Fajarasia.id — Anggota Komisi IX DPR RI, Neng Eem Marhamah Zulfa, mengingatkan pemerintah agar segera memperkuat langkah pencegahan terhadap ancaman virus influenza A (H3N2) subklad K atau yang dikenal sebagai superflu. Ia menekankan pentingnya sosialisasi penggunaan masker di ruang publik sebagai upaya antisipasi sebelum kasus melonjak.
“Kami meminta pemerintah, khususnya Kementerian Kesehatan, melakukan langkah antisipasi sejak dini. Sosialisasi penggunaan masker di ruang publik sangat penting karena terbukti efektif menekan penularan virus pernapasan, termasuk influenza,” ujar Neng Eem dalam keterangannya.
Menurut politisi PKB ini, penggunaan masker merupakan strategi kesehatan berbasis bukti ilmiah. Masker terbukti mampu mengurangi risiko penularan melalui droplet maupun aerosol, terutama di ruang publik yang padat, transportasi umum, fasilitas kesehatan, serta area dengan sirkulasi udara terbatas.
Selain menekankan pencegahan di masyarakat, Neng Eem juga menyoroti kesiapan fasilitas kesehatan. Ia menegaskan perlunya tenaga medis, alat pelindung diri, sistem deteksi dini, serta mekanisme penanganan pasien yang memadai.
“Kesiapan faskes menjadi faktor penentu agar kasus tidak melonjak. Ini bukan upaya menakut-nakuti masyarakat, melainkan bentuk perlindungan negara terhadap kesehatan publik,” tegasnya.

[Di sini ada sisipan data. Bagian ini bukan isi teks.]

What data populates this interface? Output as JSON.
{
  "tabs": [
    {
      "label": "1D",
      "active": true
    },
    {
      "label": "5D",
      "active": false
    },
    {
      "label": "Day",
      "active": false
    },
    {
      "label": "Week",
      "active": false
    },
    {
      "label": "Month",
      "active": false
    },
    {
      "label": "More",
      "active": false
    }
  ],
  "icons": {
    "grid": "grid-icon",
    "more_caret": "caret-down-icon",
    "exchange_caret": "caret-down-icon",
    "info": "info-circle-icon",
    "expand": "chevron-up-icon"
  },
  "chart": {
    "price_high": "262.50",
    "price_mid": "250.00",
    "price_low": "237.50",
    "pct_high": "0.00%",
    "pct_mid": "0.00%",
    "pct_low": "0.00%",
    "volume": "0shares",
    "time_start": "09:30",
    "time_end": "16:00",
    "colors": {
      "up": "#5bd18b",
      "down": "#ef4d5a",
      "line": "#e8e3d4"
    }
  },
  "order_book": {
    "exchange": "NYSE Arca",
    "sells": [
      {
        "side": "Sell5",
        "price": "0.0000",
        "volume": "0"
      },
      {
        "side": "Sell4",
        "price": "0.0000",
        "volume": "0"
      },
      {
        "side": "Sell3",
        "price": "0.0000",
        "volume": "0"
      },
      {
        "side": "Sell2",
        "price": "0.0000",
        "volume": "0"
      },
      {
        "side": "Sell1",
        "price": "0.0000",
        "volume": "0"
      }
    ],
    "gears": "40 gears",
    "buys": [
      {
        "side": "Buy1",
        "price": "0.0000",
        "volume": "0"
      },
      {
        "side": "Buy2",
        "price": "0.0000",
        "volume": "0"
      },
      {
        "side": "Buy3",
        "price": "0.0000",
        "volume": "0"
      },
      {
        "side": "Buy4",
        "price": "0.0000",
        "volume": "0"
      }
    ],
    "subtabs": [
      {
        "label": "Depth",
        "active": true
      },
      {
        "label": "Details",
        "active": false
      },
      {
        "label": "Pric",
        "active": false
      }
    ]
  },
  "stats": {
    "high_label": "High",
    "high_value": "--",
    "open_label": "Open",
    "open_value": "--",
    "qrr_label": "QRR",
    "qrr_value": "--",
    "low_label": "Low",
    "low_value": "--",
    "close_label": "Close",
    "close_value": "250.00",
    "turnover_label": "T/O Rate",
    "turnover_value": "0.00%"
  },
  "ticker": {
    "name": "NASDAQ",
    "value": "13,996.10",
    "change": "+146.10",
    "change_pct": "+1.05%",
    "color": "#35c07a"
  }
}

Data per 31 Desember 2025 mencatat 62 kasus superflu di Indonesia, tersebar di delapan provinsi dengan angka tertinggi di Jawa Timur, Kalimantan Selatan, dan Jawa Barat. Menurut Neng Eem, angka tersebut harus menjadi alarm bagi pemerintah untuk memperkuat koordinasi lintas sektor dan mempercepat langkah pencegahan.
Ia juga mengimbau masyarakat untuk tetap tenang namun waspada dengan disiplin menerapkan protokol kesehatan. Selain penggunaan masker, imunisasi influenza disebut sebagai langkah penting untuk menurunkan risiko keparahan bila terinfeksi.
“Imunisasi influenza dapat menurunkan risiko keparahan jika terinfeksi. Penggunaan masker, kesiapan faskes, dan imunisasi harus berjalan bersamaan agar dampak superflu dapat ditekan,” pungkas Neng Eem.